小川未明 · 日本語
冒頭段落プレビュー
原文 (日本語)
お父さんの、大事になさっている植木鉢のゆずが、今年も大きな実を二つつけました。この二つは、夏のころからおたがいに競争しあって、大きくなろうとしていましたが、二つとも大きくなれるだけなってしまうと、こんどは、どちらが美しくなれるかといわぬばかりに、負けず劣らずにみごとな色合いとなりました。 年雄くんは、これを見ると、なんということなく悲しくなるのです。

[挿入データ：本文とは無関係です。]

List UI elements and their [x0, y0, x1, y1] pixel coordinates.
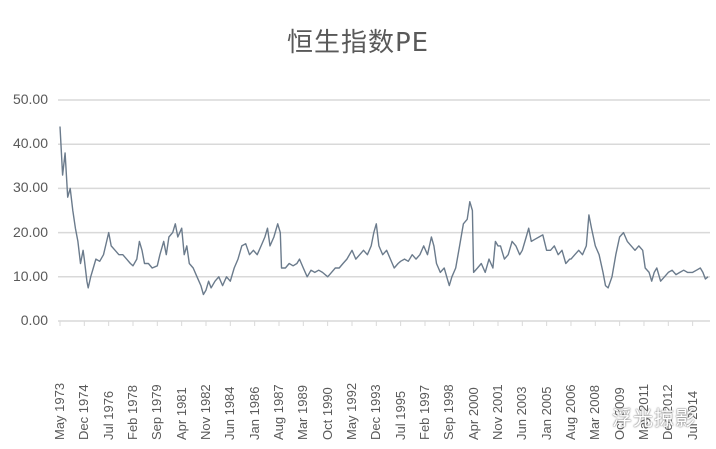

そして、ぼんやりと遠い過ぎ去った日のことを考えるのでありましたけれど、考えても、まだ小さかった日のことは、はっきりとわかりません。ちょうど、庭を照らしている初冬の弱い光のように、ところどころ夢のような記憶に残っているばかりでした。ただ、その日のことをお父さんや、お母さんから聞いて、 「ああ、そうであったか。」と、思うばかりでした。その日のことというのは、やはり、こうした寒い、さびしい日のことでした。兄さんと二人は、お縁側で遊んでいました。そこには、このお父さんの大事になされているゆずの植木鉢が、置いてあって、しかもたった一つ大きい実が、枝になっていたのであります。 このとき、兄さんは七つで、年雄くんは五つでした。 「僕、このゆずがほしいな。